Les chefs d'Etat et de gouvernement semblent avoir entendu l'appel. Après la crise existentielle de ces dernières années et un président américain Donald Trump qui ne voyait dans l'Alliance qu'un gouffre financier, l'Otan est en train de renaître.
Ironiquement, le président russe Vladimir Poutine qui voulait pousser l'Otan hors de l'Europe de l'Est est justement celui qui l'incite aujourd'hui à se serrer les coudes. La Russie est désignée dans la nouvelle stratégie de l'Otan comme l'adversaire «le plus important et le plus direct» pour la sécurité des membres de l'alliance. Fini le dégel des années 1990 et 2000, lorsque Moscou était encore considéré comme un partenaire de l'Otan et même invité aux sommets.

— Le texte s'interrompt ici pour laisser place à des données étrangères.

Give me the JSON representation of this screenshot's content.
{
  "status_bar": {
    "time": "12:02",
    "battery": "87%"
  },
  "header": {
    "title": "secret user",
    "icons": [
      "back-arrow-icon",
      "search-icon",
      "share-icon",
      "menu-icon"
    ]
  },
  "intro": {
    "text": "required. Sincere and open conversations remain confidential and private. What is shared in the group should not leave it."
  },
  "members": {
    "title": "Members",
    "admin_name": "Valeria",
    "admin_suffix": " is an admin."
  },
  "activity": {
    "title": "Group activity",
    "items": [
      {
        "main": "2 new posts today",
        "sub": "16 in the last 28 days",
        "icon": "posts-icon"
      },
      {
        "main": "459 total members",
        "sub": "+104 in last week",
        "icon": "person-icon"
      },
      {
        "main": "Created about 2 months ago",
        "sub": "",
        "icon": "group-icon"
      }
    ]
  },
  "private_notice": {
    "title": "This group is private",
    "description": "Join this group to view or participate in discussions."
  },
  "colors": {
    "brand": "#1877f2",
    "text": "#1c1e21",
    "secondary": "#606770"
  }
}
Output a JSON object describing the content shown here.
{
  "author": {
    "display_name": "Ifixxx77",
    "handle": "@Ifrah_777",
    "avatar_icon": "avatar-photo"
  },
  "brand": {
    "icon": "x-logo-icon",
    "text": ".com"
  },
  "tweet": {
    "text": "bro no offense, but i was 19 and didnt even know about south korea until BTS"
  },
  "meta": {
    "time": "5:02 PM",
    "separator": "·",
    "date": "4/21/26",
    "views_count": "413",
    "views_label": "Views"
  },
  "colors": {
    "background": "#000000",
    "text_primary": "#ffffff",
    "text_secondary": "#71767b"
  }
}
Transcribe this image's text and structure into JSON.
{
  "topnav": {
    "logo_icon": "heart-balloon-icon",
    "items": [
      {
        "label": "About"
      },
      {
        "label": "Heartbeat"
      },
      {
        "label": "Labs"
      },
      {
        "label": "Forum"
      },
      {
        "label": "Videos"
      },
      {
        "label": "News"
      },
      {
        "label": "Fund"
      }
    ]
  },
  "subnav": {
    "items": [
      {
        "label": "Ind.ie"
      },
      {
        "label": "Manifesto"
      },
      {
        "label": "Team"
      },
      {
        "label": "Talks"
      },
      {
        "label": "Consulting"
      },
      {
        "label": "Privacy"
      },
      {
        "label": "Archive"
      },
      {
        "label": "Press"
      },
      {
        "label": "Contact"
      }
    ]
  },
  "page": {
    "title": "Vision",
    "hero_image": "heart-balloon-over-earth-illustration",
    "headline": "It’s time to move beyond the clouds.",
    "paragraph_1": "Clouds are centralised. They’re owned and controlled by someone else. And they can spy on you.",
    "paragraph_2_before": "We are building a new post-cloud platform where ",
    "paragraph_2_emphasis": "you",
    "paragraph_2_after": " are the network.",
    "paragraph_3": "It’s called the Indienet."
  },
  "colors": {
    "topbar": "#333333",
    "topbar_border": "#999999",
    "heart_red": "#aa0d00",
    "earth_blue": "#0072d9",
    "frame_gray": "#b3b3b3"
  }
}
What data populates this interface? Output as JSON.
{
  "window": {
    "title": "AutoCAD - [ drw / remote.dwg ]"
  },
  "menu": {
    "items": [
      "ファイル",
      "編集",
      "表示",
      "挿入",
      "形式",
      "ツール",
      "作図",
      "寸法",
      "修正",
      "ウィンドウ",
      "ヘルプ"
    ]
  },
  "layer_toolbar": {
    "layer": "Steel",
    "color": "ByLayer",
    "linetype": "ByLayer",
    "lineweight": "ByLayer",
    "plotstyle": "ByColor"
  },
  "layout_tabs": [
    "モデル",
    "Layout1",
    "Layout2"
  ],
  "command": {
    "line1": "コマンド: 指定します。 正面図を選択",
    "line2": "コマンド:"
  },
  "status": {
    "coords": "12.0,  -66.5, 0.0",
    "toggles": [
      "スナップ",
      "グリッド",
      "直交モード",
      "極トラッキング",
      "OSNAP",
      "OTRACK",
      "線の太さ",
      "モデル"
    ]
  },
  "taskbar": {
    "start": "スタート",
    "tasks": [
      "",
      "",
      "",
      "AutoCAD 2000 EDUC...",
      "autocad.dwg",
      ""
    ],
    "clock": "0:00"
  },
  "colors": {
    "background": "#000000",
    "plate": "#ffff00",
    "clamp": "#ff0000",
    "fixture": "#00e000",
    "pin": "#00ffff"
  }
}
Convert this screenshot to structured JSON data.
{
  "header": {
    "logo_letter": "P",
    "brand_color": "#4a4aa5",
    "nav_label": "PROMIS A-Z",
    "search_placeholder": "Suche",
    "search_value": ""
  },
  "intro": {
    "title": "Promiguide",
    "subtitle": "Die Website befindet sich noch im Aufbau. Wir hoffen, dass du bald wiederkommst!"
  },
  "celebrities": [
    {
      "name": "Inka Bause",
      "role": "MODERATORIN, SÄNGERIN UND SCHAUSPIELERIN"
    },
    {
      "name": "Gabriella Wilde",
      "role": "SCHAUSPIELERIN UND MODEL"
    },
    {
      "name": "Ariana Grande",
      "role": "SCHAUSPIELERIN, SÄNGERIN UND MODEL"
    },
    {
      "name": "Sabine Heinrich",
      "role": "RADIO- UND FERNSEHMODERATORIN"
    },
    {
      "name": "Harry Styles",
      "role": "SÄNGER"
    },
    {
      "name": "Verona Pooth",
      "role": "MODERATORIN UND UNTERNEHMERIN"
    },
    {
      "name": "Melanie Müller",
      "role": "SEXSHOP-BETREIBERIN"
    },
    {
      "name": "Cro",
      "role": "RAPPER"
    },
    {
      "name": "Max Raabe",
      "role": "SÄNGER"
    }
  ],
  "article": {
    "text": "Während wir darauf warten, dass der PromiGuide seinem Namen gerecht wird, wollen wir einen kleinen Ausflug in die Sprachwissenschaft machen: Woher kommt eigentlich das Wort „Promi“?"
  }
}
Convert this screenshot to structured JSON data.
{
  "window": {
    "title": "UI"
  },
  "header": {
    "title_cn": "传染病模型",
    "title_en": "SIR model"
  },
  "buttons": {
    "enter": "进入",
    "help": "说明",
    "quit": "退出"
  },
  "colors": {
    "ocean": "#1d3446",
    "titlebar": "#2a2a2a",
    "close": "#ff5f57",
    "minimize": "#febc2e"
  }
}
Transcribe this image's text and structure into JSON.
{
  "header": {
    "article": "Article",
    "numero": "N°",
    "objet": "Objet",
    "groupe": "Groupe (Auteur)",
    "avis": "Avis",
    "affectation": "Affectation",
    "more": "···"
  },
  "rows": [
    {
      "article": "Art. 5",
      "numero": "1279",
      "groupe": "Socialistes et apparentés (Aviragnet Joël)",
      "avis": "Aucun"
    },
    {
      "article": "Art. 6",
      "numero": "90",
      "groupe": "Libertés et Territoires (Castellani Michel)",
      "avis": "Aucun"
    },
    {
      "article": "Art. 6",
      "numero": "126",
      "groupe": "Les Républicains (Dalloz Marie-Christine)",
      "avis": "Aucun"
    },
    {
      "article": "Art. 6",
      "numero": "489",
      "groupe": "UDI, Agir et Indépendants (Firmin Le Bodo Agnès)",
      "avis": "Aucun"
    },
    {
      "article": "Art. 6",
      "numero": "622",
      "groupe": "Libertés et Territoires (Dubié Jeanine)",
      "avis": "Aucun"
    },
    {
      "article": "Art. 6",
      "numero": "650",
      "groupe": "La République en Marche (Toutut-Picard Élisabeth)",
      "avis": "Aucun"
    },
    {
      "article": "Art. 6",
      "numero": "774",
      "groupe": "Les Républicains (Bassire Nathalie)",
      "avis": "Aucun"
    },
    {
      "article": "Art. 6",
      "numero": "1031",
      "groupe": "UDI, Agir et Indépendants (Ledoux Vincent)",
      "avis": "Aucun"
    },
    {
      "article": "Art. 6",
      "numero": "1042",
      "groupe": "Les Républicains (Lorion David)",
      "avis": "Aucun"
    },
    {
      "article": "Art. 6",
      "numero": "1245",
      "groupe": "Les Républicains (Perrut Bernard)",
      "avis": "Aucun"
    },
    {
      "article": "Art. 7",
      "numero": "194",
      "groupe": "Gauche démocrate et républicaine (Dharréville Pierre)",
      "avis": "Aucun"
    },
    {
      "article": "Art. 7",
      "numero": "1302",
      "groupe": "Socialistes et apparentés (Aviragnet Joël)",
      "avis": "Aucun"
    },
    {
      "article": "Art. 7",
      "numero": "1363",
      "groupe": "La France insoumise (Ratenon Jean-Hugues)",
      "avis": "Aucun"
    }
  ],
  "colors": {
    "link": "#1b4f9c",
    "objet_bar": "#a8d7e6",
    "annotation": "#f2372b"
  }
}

Poutine a également réussi à convaincre la Suède et la Finlande, jusqu'ici neutres, de rejoindre l'Otan et d'étendre ainsi la zone d'influence de l'Alliance dans la région de la mer Baltique. Les réticences du président turc Recep Tayyip Erdogan ont été balayées par la médiation du secrétaire général de l'Otan, Jens Stoltenberg, peu avant le sommet.
Le président américain, Joe Biden, n'a pas hésité à faire des annonces de grande envergure concernant l'engagement américain en Europe. Les quelque 100 000 soldats américains stationnés en Europe vont encore être renforcés. Les Etats-Unis veulent établir un nouveau quartier général en Pologne et une brigade américaine supplémentaire sera transférée en Roumanie. De plus, Joe Biden enverra deux nouveaux escadrons de chasseurs F-35 en Grande-Bretagne, le bouclier antiaérien sera renforcé en Allemagne et en Italie et six destroyers seront stationnés dans les ports espagnols.
Les alliés européens redoublent, eux aussi, d'efforts: les troupes de combat de l'Otan stationnées dans les anciens pays du Pacte de Varsovie devraient atteindre une taille de brigade entre 3000 et 5000 hommes. Au total, l'Otan veut augmenter le nombre de ses troupes mobilisables à court terme. Elles passeront d'environ 40 000 aujourd'hui à plus de 300 000. Le message est clair: face à l'agression russe, l'Otan se prépare au pire et se met progressivement en ordre de bataille.
Malgré la démonstration d'unité et de détermination, ce sommet de Madrid laisse également de nombreuses questions en suspens. Poutine a peut-être réussi à souder l'Occident pour le moment. Malgré cela, les tensions internes demeurent, par exemple avec la Turquie, un membre aussi stratégiquement important que délicat.
Selon les experts, l'Otan est en outre incapable de déplacer réellement ses troupes d'ouest en est en cas d'urgence. Ce ne sont pas seulement les forces logistiques qui font défaut, mais aussi l'infrastructure nécessaire.
Et beaucoup doutent que l'Allemagne, sous la direction du chancelier Scholz, tienne vraiment ses promesses et assume ses responsabilités en tant que puissance régulatrice européenne. La ministre des Affaires étrangères Annalena Baerbock, qui a également assisté au sommet et a volé la vedette à Scholz avec des phrases comme «Poutine a fait exploser notre confiance», est désormais considérée par certains comme une valeur plus sûre que son chef.
Mais ce qui domine, c'est la peur de ce qui se passera lors des élections présidentielles américaines dans deux ans. Donald Trump évincera-t-il un Joe Biden vieillissant du pouvoir et plongera-t-il à nouveau les relations transatlantiques dans la misère? De hauts diplomates de l'Otan s'inquiètent de cette question lors de discussions en coulisses. Et Poutine espère lui aussi que la renaissance de l'Otan ne sera qu'une résurrection temporaire.